Who: Report of Deepak Mohanty Committee on Medium-term Path on Financial Inclusion
What: Released by the RBI
When: 28 December 2015The Reserve Bank of India on 28 December 2015 released the Report of the Committee on Medium-term Path on Financial Inclusion. The committee was constituted on 15 July 2015 by the RBI with the objective of working out a medium-term (five year) measurable action plan for financial inclusion.
The 14-member committee was headed by RBI Executive Director Deepak Mohanty.
Salient recommendations of the committee
• Banks have to make special efforts to step up account opening for females, and the Government may consider a deposit scheme for the girl child –Sukanya Shiksha - as a welfare measure.
• Given the predominance of individual account holdings (94 per cent of total credit accounts), a unique biometric identifier such as Aadhaar should be linked to each individual credit account.
• Account lined Aadhaar and the credit information should be shared with companies to enhance the stability of the credit system and improve access.
• To improve ‘last mile’ service delivery and to translate financial access into enhanced convenience and usage, a low-cost solution should be developed by utilisation of the mobile banking facility for maximum possible G2P payments.
• In order to increase formal credit supply to all agrarian segments, digitisation of land records is the way forward.

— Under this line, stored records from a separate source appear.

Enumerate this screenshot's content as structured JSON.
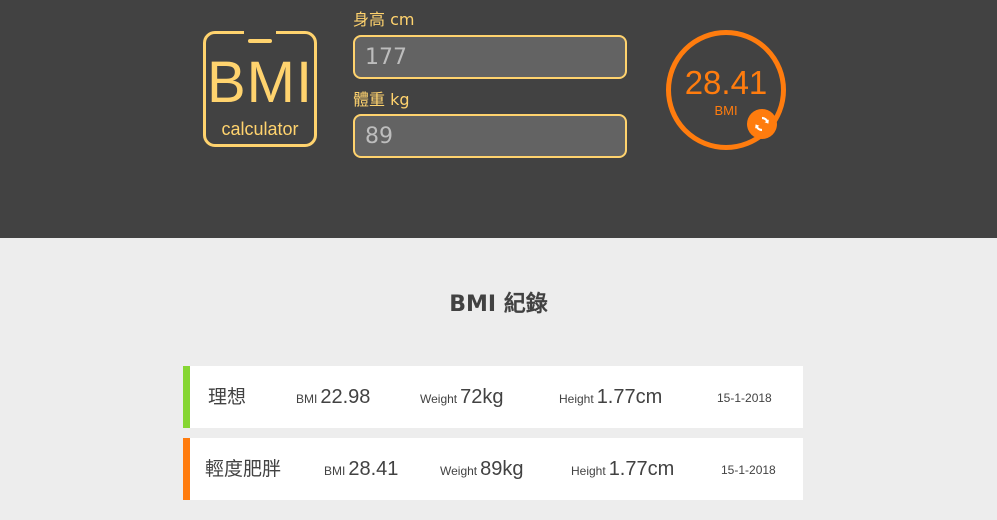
{
  "logo": {
    "big": "BMI",
    "small": "calculator"
  },
  "form": {
    "height_label": "身高 cm",
    "height_value": "177",
    "weight_label": "體重 kg",
    "weight_value": "89"
  },
  "result": {
    "value": "28.41",
    "unit": "BMI"
  },
  "icons": {
    "refresh": "refresh-icon"
  },
  "colors": {
    "accent": "#ffd36e",
    "orange": "#ff7c0e",
    "green": "#86d633"
  },
  "records": {
    "title": "BMI 紀錄",
    "items": [
      {
        "status": "理想",
        "status_color": "#86d633",
        "bmi_label": "BMI",
        "bmi": "22.98",
        "weight_label": "Weight",
        "weight": "72kg",
        "height_label": "Height",
        "height": "1.77cm",
        "date": "15-1-2018"
      },
      {
        "status": "輕度肥胖",
        "status_color": "#ff7c0e",
        "bmi_label": "BMI",
        "bmi": "28.41",
        "weight_label": "Weight",
        "weight": "89kg",
        "height_label": "Height",
        "height": "1.77cm",
        "date": "15-1-2018"
      }
    ]
  }
}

This should be backed by anAadhaar-linked mechanism for Credit Eligibility Certificates to facilitate credit flow to actual cultivators.
• A scheme of ‘Gold KCC’ (kisan credit card) with higher flexibility for borrowers with prompt repayment records, which could be dovetailed with a government-sponsored personal insurance, and digitisation of KCC to track expenditure pattern.
• Encourage multiple guarantee agencies to provide credit guarantees in niche areas for micro and small enterprises (MSEs), and explore possibilities for counter guarantee and re-insurance.
• Introduction of a system of online registration of BCs, their training and monitoring their activity including delinquency, and entrusting more complex financial products such as credit to trained BCs with good track record.
• Corporates should be encouraged to nurtureSHGs as part of their Corporate Social Responsibility (CSR) initiatives.
• National Payments Corporation of India (NPCI) is advised to develop a multi-lingual mobile application for customers who use non-smart phones, especially for users of national unified USSD platform (NUUP).
• State Level Bankers Committees (SLBCs) are advised to focus more on inter-institutional issues, livelihood models, social cash transfer, gender inclusion, Aadhaar seeding, universal account opening, and less on credit deposit ratio which is a by-product.
• As a part of second generation reforms, the government can replace the current agricultural input subsidies on fertilisers, power and irrigation by a direct income transfer scheme.
The Committee also made several other recommendations to improve the governance system, strengthen the credit infrastructure and augment the government social cash transfer so as to increase the personal disposable income of the poor to put the economy on a medium-term sustainable inclusion path.